De quand date le microscope?
S’il y a un instrument qui s’est beaucoup transformé depuis les XVIe et XVIIe siècle, c’est bien le microscope. Ce binoculaire ou trinoculaire sans lequel nous ne pourrions pas faire grand-chose, n’a pas toujours ressemblé à ce qu’il est de nos jours. Puisque nous étions dans les verres de lunettes, penchons-nous sur celui à qui l’on attribue souvent la création du premier microscope, Zacharias Janssen (1588-1631), un fabricant de lunettes hollandais.
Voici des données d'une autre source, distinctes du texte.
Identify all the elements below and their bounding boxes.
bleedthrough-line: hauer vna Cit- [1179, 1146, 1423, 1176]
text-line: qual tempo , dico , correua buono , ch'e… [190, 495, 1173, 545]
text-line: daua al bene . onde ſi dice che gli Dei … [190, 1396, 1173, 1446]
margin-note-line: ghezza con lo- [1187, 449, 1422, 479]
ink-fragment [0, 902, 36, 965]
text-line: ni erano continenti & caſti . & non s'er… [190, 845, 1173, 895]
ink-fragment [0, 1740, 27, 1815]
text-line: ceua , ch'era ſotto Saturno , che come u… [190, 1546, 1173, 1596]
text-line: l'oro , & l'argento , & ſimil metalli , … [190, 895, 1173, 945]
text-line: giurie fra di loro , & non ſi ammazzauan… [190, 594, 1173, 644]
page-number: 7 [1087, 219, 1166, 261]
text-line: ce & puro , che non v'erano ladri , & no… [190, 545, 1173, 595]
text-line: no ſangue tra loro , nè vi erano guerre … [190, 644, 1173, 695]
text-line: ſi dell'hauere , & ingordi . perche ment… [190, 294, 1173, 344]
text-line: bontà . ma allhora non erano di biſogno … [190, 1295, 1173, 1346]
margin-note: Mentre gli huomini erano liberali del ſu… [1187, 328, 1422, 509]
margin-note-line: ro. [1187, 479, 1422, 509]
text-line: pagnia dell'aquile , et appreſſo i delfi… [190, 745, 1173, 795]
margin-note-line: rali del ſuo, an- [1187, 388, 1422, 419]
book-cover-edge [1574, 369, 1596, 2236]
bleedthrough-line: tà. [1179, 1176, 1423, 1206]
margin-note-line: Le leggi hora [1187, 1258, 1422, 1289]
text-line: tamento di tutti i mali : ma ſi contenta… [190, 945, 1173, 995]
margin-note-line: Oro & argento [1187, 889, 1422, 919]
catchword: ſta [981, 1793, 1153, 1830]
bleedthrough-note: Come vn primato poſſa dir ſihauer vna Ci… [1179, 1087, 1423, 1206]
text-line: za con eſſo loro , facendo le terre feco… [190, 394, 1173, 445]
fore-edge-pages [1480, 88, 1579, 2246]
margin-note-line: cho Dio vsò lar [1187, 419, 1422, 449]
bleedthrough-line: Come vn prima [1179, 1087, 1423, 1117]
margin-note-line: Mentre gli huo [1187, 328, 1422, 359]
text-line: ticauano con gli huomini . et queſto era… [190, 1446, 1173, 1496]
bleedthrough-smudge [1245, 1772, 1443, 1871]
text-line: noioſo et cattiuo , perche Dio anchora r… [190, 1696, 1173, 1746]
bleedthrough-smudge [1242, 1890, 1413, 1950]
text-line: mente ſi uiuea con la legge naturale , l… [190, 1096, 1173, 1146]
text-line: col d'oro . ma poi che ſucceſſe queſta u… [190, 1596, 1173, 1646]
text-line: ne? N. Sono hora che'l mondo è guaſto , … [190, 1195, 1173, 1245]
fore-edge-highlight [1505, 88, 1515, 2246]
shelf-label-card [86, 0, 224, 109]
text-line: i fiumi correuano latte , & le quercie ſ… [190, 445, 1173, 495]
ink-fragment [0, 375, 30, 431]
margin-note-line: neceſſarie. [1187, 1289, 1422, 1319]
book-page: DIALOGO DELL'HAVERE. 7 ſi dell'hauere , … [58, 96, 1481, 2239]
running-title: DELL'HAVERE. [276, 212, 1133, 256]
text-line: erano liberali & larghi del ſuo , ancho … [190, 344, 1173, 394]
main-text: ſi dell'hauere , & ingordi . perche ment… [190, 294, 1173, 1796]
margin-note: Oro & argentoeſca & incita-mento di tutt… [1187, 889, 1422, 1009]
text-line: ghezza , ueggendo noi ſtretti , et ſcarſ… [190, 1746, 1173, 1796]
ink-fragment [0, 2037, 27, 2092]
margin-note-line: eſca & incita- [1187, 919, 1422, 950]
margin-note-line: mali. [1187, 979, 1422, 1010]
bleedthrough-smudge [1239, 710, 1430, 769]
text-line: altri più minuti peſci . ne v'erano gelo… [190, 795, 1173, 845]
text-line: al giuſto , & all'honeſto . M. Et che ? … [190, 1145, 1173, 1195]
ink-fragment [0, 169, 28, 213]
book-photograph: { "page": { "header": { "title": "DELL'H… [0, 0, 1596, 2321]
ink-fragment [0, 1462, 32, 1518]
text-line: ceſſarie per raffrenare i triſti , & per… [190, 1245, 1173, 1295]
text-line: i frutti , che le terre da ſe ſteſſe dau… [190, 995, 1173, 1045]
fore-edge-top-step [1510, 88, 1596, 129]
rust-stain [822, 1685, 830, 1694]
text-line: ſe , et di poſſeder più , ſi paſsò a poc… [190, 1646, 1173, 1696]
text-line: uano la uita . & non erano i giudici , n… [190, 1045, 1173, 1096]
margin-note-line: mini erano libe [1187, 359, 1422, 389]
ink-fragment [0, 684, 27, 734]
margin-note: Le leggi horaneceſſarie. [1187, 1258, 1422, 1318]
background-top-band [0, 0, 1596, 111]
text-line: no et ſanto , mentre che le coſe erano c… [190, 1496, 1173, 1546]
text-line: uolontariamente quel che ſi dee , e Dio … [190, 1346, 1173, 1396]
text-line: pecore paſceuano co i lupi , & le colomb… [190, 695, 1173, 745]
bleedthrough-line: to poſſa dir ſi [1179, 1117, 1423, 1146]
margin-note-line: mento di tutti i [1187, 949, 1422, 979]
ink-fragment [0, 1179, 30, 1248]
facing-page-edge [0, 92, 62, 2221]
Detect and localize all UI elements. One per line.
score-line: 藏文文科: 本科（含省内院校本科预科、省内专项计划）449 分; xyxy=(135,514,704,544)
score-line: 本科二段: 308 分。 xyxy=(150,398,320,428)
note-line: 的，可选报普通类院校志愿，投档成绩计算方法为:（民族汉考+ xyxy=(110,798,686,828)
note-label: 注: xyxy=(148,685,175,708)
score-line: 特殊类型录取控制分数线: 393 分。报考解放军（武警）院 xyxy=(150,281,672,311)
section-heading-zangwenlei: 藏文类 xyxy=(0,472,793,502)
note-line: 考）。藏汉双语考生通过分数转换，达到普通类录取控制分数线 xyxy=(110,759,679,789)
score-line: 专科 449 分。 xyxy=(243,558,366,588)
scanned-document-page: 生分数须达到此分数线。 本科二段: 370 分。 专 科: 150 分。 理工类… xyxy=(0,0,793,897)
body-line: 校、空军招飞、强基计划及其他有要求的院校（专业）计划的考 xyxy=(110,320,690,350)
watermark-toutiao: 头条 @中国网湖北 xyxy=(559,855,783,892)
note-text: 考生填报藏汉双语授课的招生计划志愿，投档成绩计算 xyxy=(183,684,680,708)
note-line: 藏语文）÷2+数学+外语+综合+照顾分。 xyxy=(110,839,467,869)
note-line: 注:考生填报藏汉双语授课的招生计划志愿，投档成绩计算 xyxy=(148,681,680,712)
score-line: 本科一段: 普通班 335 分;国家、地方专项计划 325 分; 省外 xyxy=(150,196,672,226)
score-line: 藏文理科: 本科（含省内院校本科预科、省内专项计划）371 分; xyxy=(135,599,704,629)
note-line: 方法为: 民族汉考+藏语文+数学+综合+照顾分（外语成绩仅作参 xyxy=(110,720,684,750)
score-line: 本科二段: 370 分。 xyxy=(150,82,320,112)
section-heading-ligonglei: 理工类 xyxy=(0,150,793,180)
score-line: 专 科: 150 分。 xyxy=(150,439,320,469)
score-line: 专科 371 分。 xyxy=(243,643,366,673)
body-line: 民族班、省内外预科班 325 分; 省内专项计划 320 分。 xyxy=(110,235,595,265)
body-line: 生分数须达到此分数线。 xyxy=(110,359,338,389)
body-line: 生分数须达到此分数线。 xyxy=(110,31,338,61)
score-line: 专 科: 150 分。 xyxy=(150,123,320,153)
Il semblerait qu’il soit le premier à avoir l’idée de superposer deux lentilles convexes dans un tube coulissant afin de grossir l’image jusqu’à 9X. Ça devait plutôt ressembler à une longue vue qu’à un microscope mais c’était déjà un gros progrès. En 1609, c’est le grand Galilée, qui construit un appareil qu’il nomme «occhiolino» composé d’une lentille convexe et d’une lentille concave. Mais le nom de «microscope» n’apparaîtra pas avant 1645.
Le «père de la gemmologie moderne» entre en jeu
Quand le Dr Eduard J. Gübelin naît, en 1913, le microscope s’est déjà bien amélioré mais c’est le lucernois qui lui apportera de nombreuses améliorations et ses lettres de noblesse. Etudiant aux universités de Zürich et de Vienne, il obtient un doctorat en minéralogie en 1938. Titre en poche, il part aux Etats-Unis où il devient l’un des premiers étudiants en résidence du tout nouveau Gemological Institute of America (GIA), fondé par Robert M. Shipley en 1931. Le « Docteur » comme tous les gemmologues suisses continuent à le nommer, même vingt ans après sa disparition, était issu d’une famille de détaillants en bijouterie-horlogerie. Il était donc conscient de la nécessité de différencier les pierres naturelles, des synthèses de Verneuil mises sur le marché dès 1902 et de différentes imitations aux noms parfois folkloriques. Dès 1907, le chimiste français Auguste Verneuil avait transformé son laboratoire en une installation à grande échelle produisant environ … 1000 kilogrammes de corindons synthétiques.
Articles et livres
Le «Docteur» a créé et/ou apporté d’importantes modifications à de multiples instruments. Il a participé à de très nombreux congrès à travers le monde pour apporter la bonne parole gemmologique, a écrit des centaines d’articles dans diverses langues, rédigé de nombreux livres des plus simples (Editions Silva) aux plus complexes. Dès ses études aux USA, il avait développé un grand intérêt pour l’étude des inclusions dans les gemmes et leur importance pour l’identification des pierres. C’est ainsi qu’il a ravi, année après année, de nombreux congrès avec ses diapositives qui permettaient à tout un chacun d’observer les pierres jusque dans leur cœur. Sa formidable collection de plus de 5’000 spécimens a été acquise, il y a quelques années, par le GIA.
Les principaux instruments gemmologiques de base viennent d’être décrits. Dans un prochain numéro de Gold’Or, nous nous attacherons à exposer les instruments les plus modernes qui ne sont plus à la portée d’un gemmologue, même éclairé, mais qui permettent aux laboratoires d’aller encore plus loin dans la recherche.